Autre point important de la loi Hartz IV : la création des jobs à 1€ ! En effet, non seulement si un chômeur de longue durée refuse un emploi son indemnité baisse, mais de plus ces chômeurs peuvent être embauchés à des salaires inférieurs (1€/heure) à la convention collective du secteur ! Selon les derniers chiffres disponibles (provenant de la Fondation Friedrich Ebert) 1,2 million de salariés gagneraient aujourd’hui entre un et cinq euros de l’heure.
Ces réformes ont évidemment été très contestées par l'opinion publique. D'importantes manifestations ont eu lieu durant le temps de ces réformes mais sans impact sur la décision finale de la chancellerie.
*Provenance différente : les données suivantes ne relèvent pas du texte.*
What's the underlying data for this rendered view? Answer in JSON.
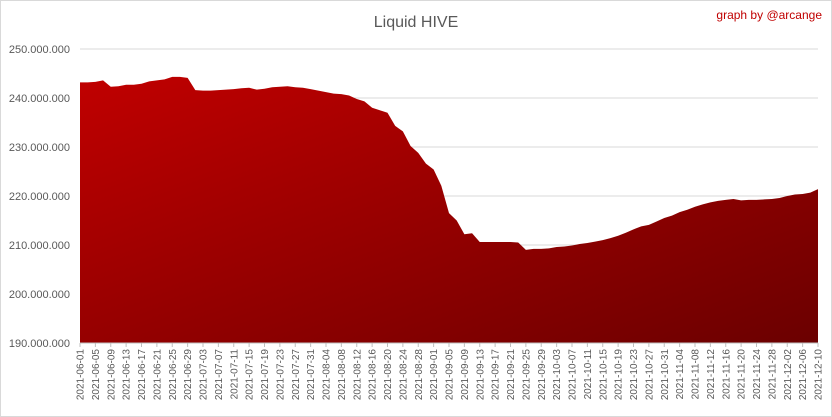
{
  "chart_data": {
    "type": "area",
    "title": "Liquid HIVE",
    "credit": "graph by @arcange",
    "xlabel": "",
    "ylabel": "",
    "ylim": [
      190000000,
      250000000
    ],
    "yticks": [
      "190.000.000",
      "200.000.000",
      "210.000.000",
      "220.000.000",
      "230.000.000",
      "240.000.000",
      "250.000.000"
    ],
    "ytick_values": [
      190000000,
      200000000,
      210000000,
      220000000,
      230000000,
      240000000,
      250000000
    ],
    "xticks": [
      "2021-06-01",
      "2021-06-05",
      "2021-06-09",
      "2021-06-13",
      "2021-06-17",
      "2021-06-21",
      "2021-06-25",
      "2021-06-29",
      "2021-07-03",
      "2021-07-07",
      "2021-07-11",
      "2021-07-15",
      "2021-07-19",
      "2021-07-23",
      "2021-07-27",
      "2021-07-31",
      "2021-08-04",
      "2021-08-08",
      "2021-08-12",
      "2021-08-16",
      "2021-08-20",
      "2021-08-24",
      "2021-08-28",
      "2021-09-01",
      "2021-09-05",
      "2021-09-09",
      "2021-09-13",
      "2021-09-17",
      "2021-09-21",
      "2021-09-25",
      "2021-09-29",
      "2021-10-03",
      "2021-10-07",
      "2021-10-11",
      "2021-10-15",
      "2021-10-19",
      "2021-10-23",
      "2021-10-27",
      "2021-10-31",
      "2021-11-04",
      "2021-11-08",
      "2021-11-12",
      "2021-11-16",
      "2021-11-20",
      "2021-11-24",
      "2021-11-28",
      "2021-12-02",
      "2021-12-06",
      "2021-12-10"
    ],
    "grid": true,
    "legend": "none",
    "colors": {
      "fill_top": "#c00000",
      "fill_bottom": "#6b0000"
    },
    "series": [
      {
        "x": [
          "2021-06-01",
          "2021-06-03",
          "2021-06-05",
          "2021-06-07",
          "2021-06-09",
          "2021-06-11",
          "2021-06-13",
          "2021-06-15",
          "2021-06-17",
          "2021-06-19",
          "2021-06-21",
          "2021-06-23",
          "2021-06-25",
          "2021-06-27",
          "2021-06-29",
          "2021-07-01",
          "2021-07-03",
          "2021-07-05",
          "2021-07-07",
          "2021-07-09",
          "2021-07-11",
          "2021-07-13",
          "2021-07-15",
          "2021-07-17",
          "2021-07-19",
          "2021-07-21",
          "2021-07-23",
          "2021-07-25",
          "2021-07-27",
          "2021-07-29",
          "2021-07-31",
          "2021-08-02",
          "2021-08-04",
          "2021-08-06",
          "2021-08-08",
          "2021-08-10",
          "2021-08-12",
          "2021-08-14",
          "2021-08-16",
          "2021-08-18",
          "2021-08-20",
          "2021-08-22",
          "2021-08-24",
          "2021-08-26",
          "2021-08-28",
          "2021-08-30",
          "2021-09-01",
          "2021-09-03",
          "2021-09-05",
          "2021-09-07",
          "2021-09-09",
          "2021-09-11",
          "2021-09-13",
          "2021-09-15",
          "2021-09-17",
          "2021-09-19",
          "2021-09-21",
          "2021-09-23",
          "2021-09-25",
          "2021-09-27",
          "2021-09-29",
          "2021-10-01",
          "2021-10-03",
          "2021-10-05",
          "2021-10-07",
          "2021-10-09",
          "2021-10-11",
          "2021-10-13",
          "2021-10-15",
          "2021-10-17",
          "2021-10-19",
          "2021-10-21",
          "2021-10-23",
          "2021-10-25",
          "2021-10-27",
          "2021-10-29",
          "2021-10-31",
          "2021-11-02",
          "2021-11-04",
          "2021-11-06",
          "2021-11-08",
          "2021-11-10",
          "2021-11-12",
          "2021-11-14",
          "2021-11-16",
          "2021-11-18",
          "2021-11-20",
          "2021-11-22",
          "2021-11-24",
          "2021-11-26",
          "2021-11-28",
          "2021-11-30",
          "2021-12-02",
          "2021-12-04",
          "2021-12-06",
          "2021-12-08",
          "2021-12-10"
        ],
        "values": [
          243200000,
          243200000,
          243300000,
          243600000,
          242300000,
          242400000,
          242700000,
          242700000,
          242900000,
          243400000,
          243600000,
          243800000,
          244300000,
          244300000,
          244100000,
          241600000,
          241500000,
          241500000,
          241600000,
          241700000,
          241800000,
          242000000,
          242100000,
          241700000,
          241900000,
          242200000,
          242300000,
          242400000,
          242200000,
          242100000,
          241800000,
          241500000,
          241200000,
          240900000,
          240800000,
          240500000,
          239800000,
          239300000,
          238000000,
          237500000,
          237000000,
          234300000,
          233200000,
          230200000,
          228800000,
          226600000,
          225400000,
          222100000,
          216500000,
          215000000,
          212200000,
          212400000,
          210600000,
          210600000,
          210600000,
          210600000,
          210600000,
          210500000,
          209000000,
          209200000,
          209200000,
          209300000,
          209600000,
          209700000,
          209900000,
          210200000,
          210400000,
          210700000,
          211000000,
          211400000,
          211900000,
          212500000,
          213200000,
          213800000,
          214100000,
          214800000,
          215500000,
          216000000,
          216700000,
          217200000,
          217800000,
          218300000,
          218700000,
          219000000,
          219200000,
          219400000,
          219100000,
          219200000,
          219200000,
          219300000,
          219400000,
          219600000,
          220000000,
          220300000,
          220400000,
          220700000,
          221400000
        ]
      }
    ]
  }
}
Un entrepreneur allemand, Götz Werner a dénoncé l'aspect contraire aux Droits de l'Homme de la loi Hartz estimant dans une interview que Hartz conduit au travail forcé. Ces jobs à 1€ sont d'ailleurs de plus en plus contestés. Angela Merkel a d'ailleurs annoncée fin 2011 lors d'un congrès du parti chrétien-démocrate (CDU) à Leipzig qu'elle souhaitait mettre en place un salaire minimum pour chaque secteur (négocié entre les partenaires sociaux et le patronat). Une décision qui a été reconfirmée en avril par le CDU (ndlr : les élections régionales sont prévues le 13 mai en Rhénanie du Nord-Westphalie, l'État régional le plus peuplé d'Allemagne et les élections législatives auront lieu l'année prochaine). Le patronat allemand dénonce une mesure électoraliste dangereuse destinée à obtenir les voix de la gauche.
Les retraites
Comme aux Etats-Unis, les retraités distribuent des journaux, rangent les étagères dans les supermarchés, font des sondages par téléphones… Plus de 660 000 retraités allemands doivent travailler à temps partiel pour compléter leur pension. Un nombre en hausse constante: la multiplication des mini-jobs et des faibles salaires donne nécessairement des retraites de misère. Introduits par les réformes Hartz IV au début des années 2000, les contrats appelés Mini-Jobs permettent aux employeurs d’être exonérés de charges tant que le salaire ne dépasse pas les 400 euros par mois. Le nombre de retraités forcés à travailler pour survivre a ainsi augmenté de plus de 58% en 10 ans !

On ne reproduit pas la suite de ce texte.